While the “FSIA leaves it to the court to determine precisely how much and what kinds of

evidence the plaintiff must provide,” courts must be mindful that Congress enacted § 1605A, the

FSIA’s state-sponsored terrorism exception, and § 1608(e) with the “aim[] to prevent state

sponsors of terrorism—entities particularly unlikely to submit to this country’s laws—from

escaping liability for their sins.” Han Kim v. Democratic People’s Republic of Korea, 774 F.3d

1044, 1047-48 (D.C. Cir. 2014); see also Maalouf v. Islamic Republic of Iran, 923 F.3d 1095, 1114

(D.C. Cir. 2019). To this end, the D.C. Circuit has instructed that “courts have the authority—

indeed, we think, the obligation—to ‘adjust evidentiary requirements to . . . differing situations.’”

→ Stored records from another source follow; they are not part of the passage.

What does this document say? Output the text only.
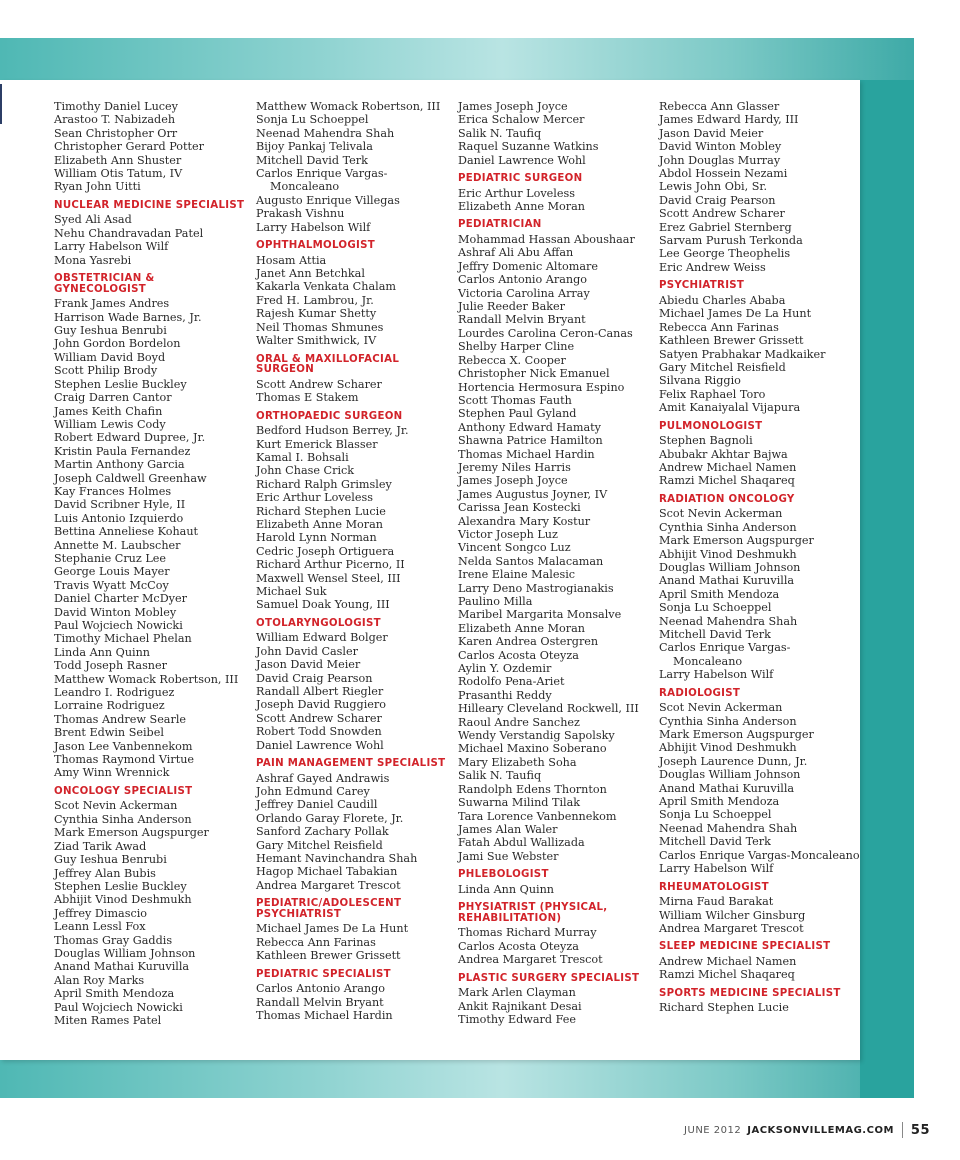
Timothy Daniel Lucey
Arastoo T. Nabizadeh
Sean Christopher Orr
Christopher Gerard Potter
Elizabeth Ann Shuster
William Otis Tatum, IV
Ryan John Uitti
NUCLEAR MEDICINE SPECIALIST
Syed Ali Asad
Nehu Chandravadan Patel
Larry Habelson Wilf
Mona Yasrebi
OBSTETRICIAN & GYNECOLOGIST
Frank James Andres
Harrison Wade Barnes, Jr.
Guy Ieshua Benrubi
John Gordon Bordelon
William David Boyd
Scott Philip Brody
Stephen Leslie Buckley
Craig Darren Cantor
James Keith Chafin
William Lewis Cody
Robert Edward Dupree, Jr.
Kristin Paula Fernandez
Martin Anthony Garcia
Joseph Caldwell Greenhaw
Kay Frances Holmes
David Scribner Hyle, II
Luis Antonio Izquierdo
Bettina Anneliese Kohaut
Annette M. Laubscher
Stephanie Cruz Lee
George Louis Mayer
Travis Wyatt McCoy
Daniel Charter McDyer
David Winton Mobley
Paul Wojciech Nowicki
Timothy Michael Phelan
Linda Ann Quinn
Todd Joseph Rasner
Matthew Womack Robertson, III
Leandro I. Rodriguez
Lorraine Rodriguez
Thomas Andrew Searle
Brent Edwin Seibel
Jason Lee Vanbennekom
Thomas Raymond Virtue
Amy Winn Wrennick
ONCOLOGY SPECIALIST
Scot Nevin Ackerman
Cynthia Sinha Anderson
Mark Emerson Augspurger
Ziad Tarik Awad
Guy Ieshua Benrubi
Jeffrey Alan Bubis
Stephen Leslie Buckley
Abhijit Vinod Deshmukh
Jeffrey Dimascio
Leann Lessl Fox
Thomas Gray Gaddis
Douglas William Johnson
Anand Mathai Kuruvilla
Alan Roy Marks
April Smith Mendoza
Paul Wojciech Nowicki
Miten Rames Patel
Matthew Womack Robertson, III
Sonja Lu Schoeppel
Neenad Mahendra Shah
Bijoy Pankaj Telivala
Mitchell David Terk
Carlos Enrique Vargas-
Moncaleano
Augusto Enrique Villegas
Prakash Vishnu
Larry Habelson Wilf
OPHTHALMOLOGIST
Hosam Attia
Janet Ann Betchkal
Kakarla Venkata Chalam
Fred H. Lambrou, Jr.
Rajesh Kumar Shetty
Neil Thomas Shmunes
Walter Smithwick, IV
ORAL & MAXILLOFACIAL SURGEON
Scott Andrew Scharer
Thomas E Stakem
ORTHOPAEDIC SURGEON
Bedford Hudson Berrey, Jr.
Kurt Emerick Blasser
Kamal I. Bohsali
John Chase Crick
Richard Ralph Grimsley
Eric Arthur Loveless
Richard Stephen Lucie
Elizabeth Anne Moran
Harold Lynn Norman
Cedric Joseph Ortiguera
Richard Arthur Picerno, II
Maxwell Wensel Steel, III
Michael Suk
Samuel Doak Young, III
OTOLARYNGOLOGIST
William Edward Bolger
John David Casler
Jason David Meier
David Craig Pearson
Randall Albert Riegler
Joseph David Ruggiero
Scott Andrew Scharer
Robert Todd Snowden
Daniel Lawrence Wohl
PAIN MANAGEMENT SPECIALIST
Ashraf Gayed Andrawis
John Edmund Carey
Jeffrey Daniel Caudill
Orlando Garay Florete, Jr.
Sanford Zachary Pollak
Gary Mitchel Reisfield
Hemant Navinchandra Shah
Hagop Michael Tabakian
Andrea Margaret Trescot
PEDIATRIC/ADOLESCENT PSYCHIATRIST
Michael James De La Hunt
Rebecca Ann Farinas
Kathleen Brewer Grissett
PEDIATRIC SPECIALIST
Carlos Antonio Arango
Randall Melvin Bryant
Thomas Michael Hardin
James Joseph Joyce
Erica Schalow Mercer
Salik N. Taufiq
Raquel Suzanne Watkins
Daniel Lawrence Wohl
PEDIATRIC SURGEON
Eric Arthur Loveless
Elizabeth Anne Moran
PEDIATRICIAN
Mohammad Hassan Aboushaar
Ashraf Ali Abu Affan
Jeffry Domenic Altomare
Carlos Antonio Arango
Victoria Carolina Array
Julie Reeder Baker
Randall Melvin Bryant
Lourdes Carolina Ceron-Canas
Shelby Harper Cline
Rebecca X. Cooper
Christopher Nick Emanuel
Hortencia Hermosura Espino
Scott Thomas Fauth
Stephen Paul Gyland
Anthony Edward Hamaty
Shawna Patrice Hamilton
Thomas Michael Hardin
Jeremy Niles Harris
James Joseph Joyce
James Augustus Joyner, IV
Carissa Jean Kostecki
Alexandra Mary Kostur
Victor Joseph Luz
Vincent Songco Luz
Nelda Santos Malacaman
Irene Elaine Malesic
Larry Deno Mastrogianakis
Paulino Milla
Maribel Margarita Monsalve
Elizabeth Anne Moran
Karen Andrea Ostergren
Carlos Acosta Oteyza
Aylin Y. Ozdemir
Rodolfo Pena-Ariet
Prasanthi Reddy
Hilleary Cleveland Rockwell, III
Raoul Andre Sanchez
Wendy Verstandig Sapolsky
Michael Maxino Soberano
Mary Elizabeth Soha
Salik N. Taufiq
Randolph Edens Thornton
Suwarna Milind Tilak
Tara Lorence Vanbennekom
James Alan Waler
Fatah Abdul Wallizada
Jami Sue Webster
PHLEBOLOGIST
Linda Ann Quinn
PHYSIATRIST (PHYSICAL, REHABILITATION)
Thomas Richard Murray
Carlos Acosta Oteyza
Andrea Margaret Trescot
PLASTIC SURGERY SPECIALIST
Mark Arlen Clayman
Ankit Rajnikant Desai
Timothy Edward Fee
Rebecca Ann Glasser
James Edward Hardy, III
Jason David Meier
David Winton Mobley
John Douglas Murray
Abdol Hossein Nezami
Lewis John Obi, Sr.
David Craig Pearson
Scott Andrew Scharer
Erez Gabriel Sternberg
Sarvam Purush Terkonda
Lee George Theophelis
Eric Andrew Weiss
PSYCHIATRIST
Abiedu Charles Ababa
Michael James De La Hunt
Rebecca Ann Farinas
Kathleen Brewer Grissett
Satyen Prabhakar Madkaiker
Gary Mitchel Reisfield
Silvana Riggio
Felix Raphael Toro
Amit Kanaiyalal Vijapura
PULMONOLOGIST
Stephen Bagnoli
Abubakr Akhtar Bajwa
Andrew Michael Namen
Ramzi Michel Shaqareq
RADIATION ONCOLOGY
Scot Nevin Ackerman
Cynthia Sinha Anderson
Mark Emerson Augspurger
Abhijit Vinod Deshmukh
Douglas William Johnson
Anand Mathai Kuruvilla
April Smith Mendoza
Sonja Lu Schoeppel
Neenad Mahendra Shah
Mitchell David Terk
Carlos Enrique Vargas-
Moncaleano
Larry Habelson Wilf
RADIOLOGIST
Scot Nevin Ackerman
Cynthia Sinha Anderson
Mark Emerson Augspurger
Abhijit Vinod Deshmukh
Joseph Laurence Dunn, Jr.
Douglas William Johnson
Anand Mathai Kuruvilla
April Smith Mendoza
Sonja Lu Schoeppel
Neenad Mahendra Shah
Mitchell David Terk
Carlos Enrique Vargas-Moncaleano
Larry Habelson Wilf
RHEUMATOLOGIST
Mirna Faud Barakat
William Wilcher Ginsburg
Andrea Margaret Trescot
SLEEP MEDICINE SPECIALIST
Andrew Michael Namen
Ramzi Michel Shaqareq
SPORTS MEDICINE SPECIALIST
Richard Stephen Lucie
JUNE 2012 JACKSONVILLEMAG.COM 55
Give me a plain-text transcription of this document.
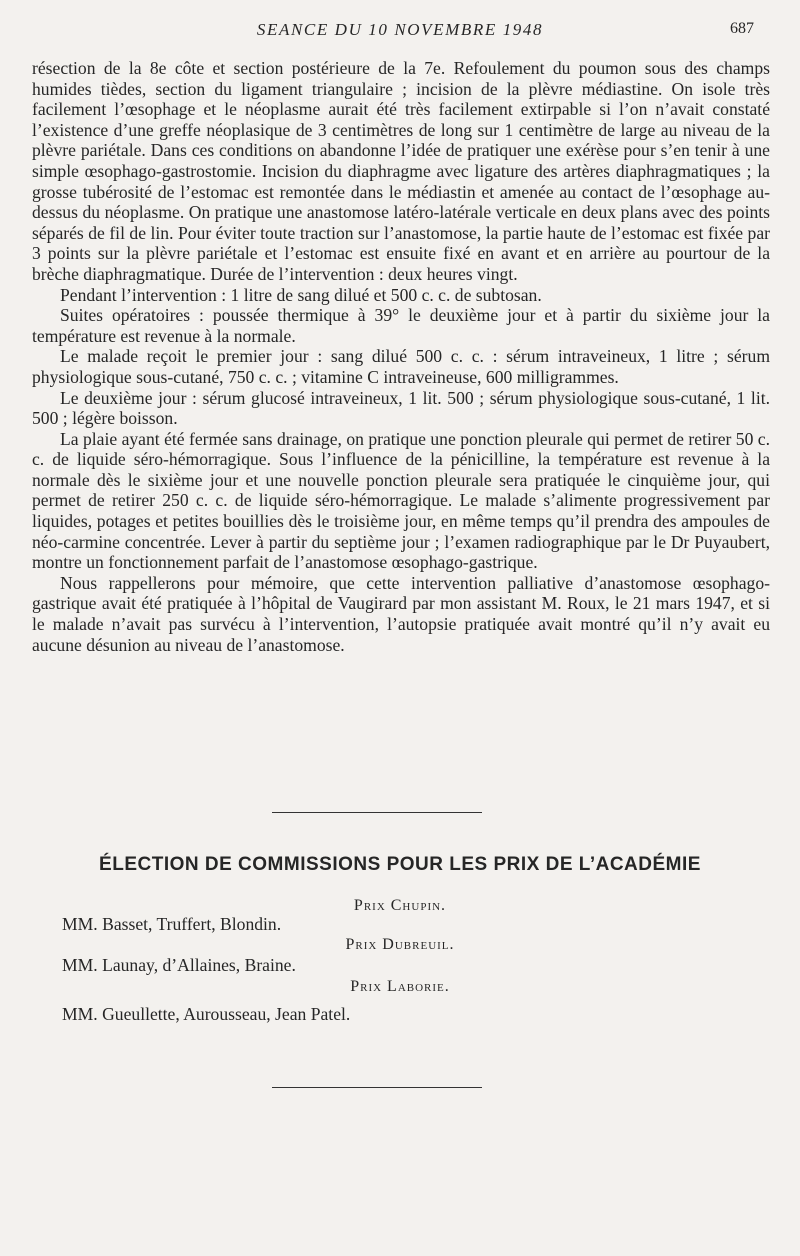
SEANCE DU 10 NOVEMBRE 1948	687

résection de la 8e côte et section postérieure de la 7e. Refoulement du poumon sous des champs humides tièdes, section du ligament triangulaire ; incision de la plèvre médiastine. On isole très facilement l’œsophage et le néoplasme aurait été très facilement extirpable si l’on n’avait constaté l’existence d’une greffe néoplasique de 3 centimètres de long sur 1 centimètre de large au niveau de la plèvre pariétale. Dans ces conditions on abandonne l’idée de pratiquer une exérèse pour s’en tenir à une simple œsophago-gastrostomie. Incision du diaphragme avec ligature des artères diaphragmatiques ; la grosse tubérosité de l’estomac est remontée dans le médiastin et amenée au contact de l’œsophage au-dessus du néoplasme. On pratique une anastomose latéro-latérale verticale en deux plans avec des points séparés de fil de lin. Pour éviter toute traction sur l’anastomose, la partie haute de l’estomac est fixée par 3 points sur la plèvre pariétale et l’estomac est ensuite fixé en avant et en arrière au pourtour de la brèche diaphragmatique. Durée de l’intervention : deux heures vingt.

Pendant l’intervention : 1 litre de sang dilué et 500 c. c. de subtosan.

Suites opératoires : poussée thermique à 39° le deuxième jour et à partir du sixième jour la température est revenue à la normale.

Le malade reçoit le premier jour : sang dilué 500 c. c. : sérum intraveineux, 1 litre ; sérum physiologique sous-cutané, 750 c. c. ; vitamine C intraveineuse, 600 milligrammes.

Le deuxième jour : sérum glucosé intraveineux, 1 lit. 500 ; sérum physiologique sous-cutané, 1 lit. 500 ; légère boisson.

La plaie ayant été fermée sans drainage, on pratique une ponction pleurale qui permet de retirer 50 c. c. de liquide séro-hémorragique. Sous l’influence de la pénicilline, la température est revenue à la normale dès le sixième jour et une nouvelle ponction pleurale sera pratiquée le cinquième jour, qui permet de retirer 250 c. c. de liquide séro-hémorragique. Le malade s’alimente progressivement par liquides, potages et petites bouillies dès le troisième jour, en même temps qu’il prendra des ampoules de néo-carmine concentrée. Lever à partir du septième jour ; l’examen radiographique par le Dr Puyaubert, montre un fonctionnement parfait de l’anastomose œsophago-gastrique.

Nous rappellerons pour mémoire, que cette intervention palliative d’anastomose œsophago-gastrique avait été pratiquée à l’hôpital de Vaugirard par mon assistant M. Roux, le 21 mars 1947, et si le malade n’avait pas survécu à l’intervention, l’autopsie pratiquée avait montré qu’il n’y avait eu aucune désunion au niveau de l’anastomose.

ÉLECTION DE COMMISSIONS POUR LES PRIX DE L’ACADÉMIE
Prix Chupin.
MM. Basset, Truffert, Blondin.
Prix Dubreuil.
MM. Launay, d’Allaines, Braine.
Prix Laborie.
MM. Gueullette, Aurousseau, Jean Patel.
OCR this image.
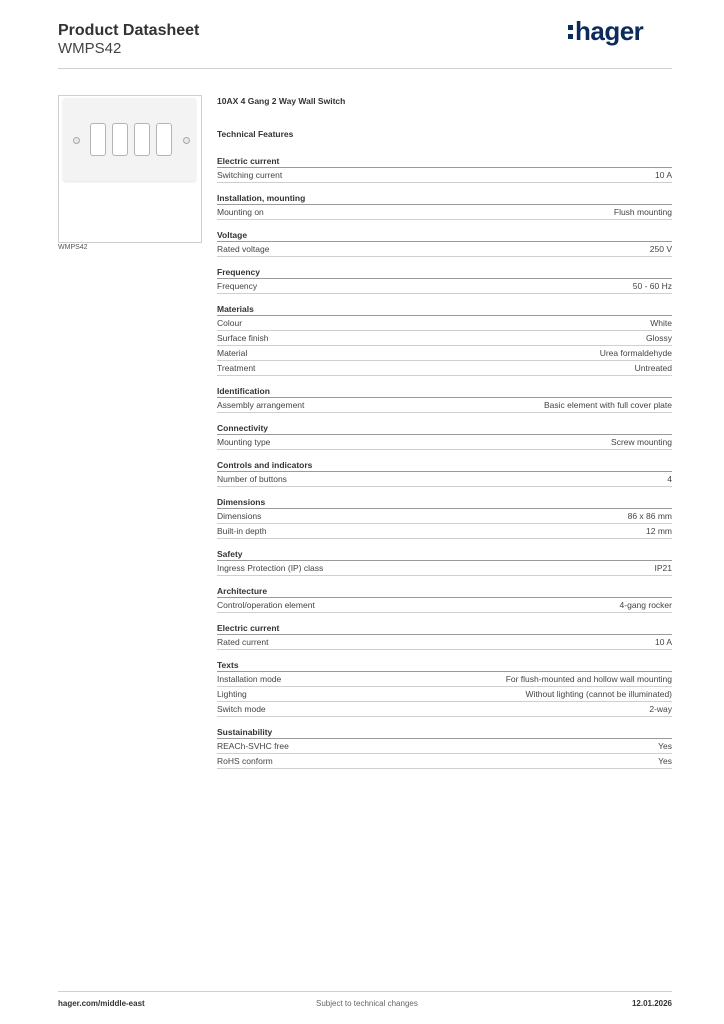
Product Datasheet
WMPS42
hager
WMPS42
10AX 4 Gang 2 Way Wall Switch
Technical Features
Electric current
Switching current	10 A
Installation, mounting
Mounting on	Flush mounting
Voltage
Rated voltage	250 V
Frequency
Frequency	50 - 60 Hz
Materials
Colour	White
Surface finish	Glossy
Material	Urea formaldehyde
Treatment	Untreated
Identification
Assembly arrangement	Basic element with full cover plate
Connectivity
Mounting type	Screw mounting
Controls and indicators
Number of buttons	4
Dimensions
Dimensions	86 x 86 mm
Built-in depth	12 mm
Safety
Ingress Protection (IP) class	IP21
Architecture
Control/operation element	4-gang rocker
Electric current
Rated current	10 A
Texts
Installation mode	For flush-mounted and hollow wall mounting
Lighting	Without lighting (cannot be illuminated)
Switch mode	2-way
Sustainability
REACh-SVHC free	Yes
RoHS conform	Yes
hager.com/middle-east	Subject to technical changes	12.01.2026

Han Kim, 774 F.3d at 1048 (alterations accepted) (quoting Bundy v. Jackson, 641 F.2d 934, 951

(D.C. Cir. 1981)); see also Klapprott, 335 U.S. at 611 (observing that “statutes and rules have

largely left for judicial determination the type of cases in which hearings and proof should precede

default judgments”).

Generally, courts in FSIA default actions must draw their “findings of fact and conclusions

of law from admissible testimony in accordance with the Federal Rules of Evidence.” Han Kim,

774 F.3d at 1049 (quoting Daliberti v. Republic of Iraq, 146 F. Supp. 2d 19, 21 n.1 (D.D.C. 2001)).

Uncontroverted factual allegations that are supported by admissible evidence are taken as true.

Roth v. Islamic Republic of Iran, 78 F. Supp. 3d 379, 386 (D.D.C. 2015) (“Courts may rely on

uncontroverted factual allegations that are supported by affidavits.” (citing Rimkus v. Islamic

3 Republic of Iran, 750 F. Supp. 2d 163, 171 (D.D.C. 2010))); accord FED. R. CIV. P. 56(e)(2)

(authorizing court to “consider the fact undisputed for purposes of the motion” when the adverse

party “fails to properly address another party’s assertion of fact”).

The D.C. Circuit’s “review of findings underlying a default judgment in a FSIA case of

this sort is ‘lenient.’” Fraenkel v. Islamic Republic of Iran, 892 F.3d 348, 356 (D.C.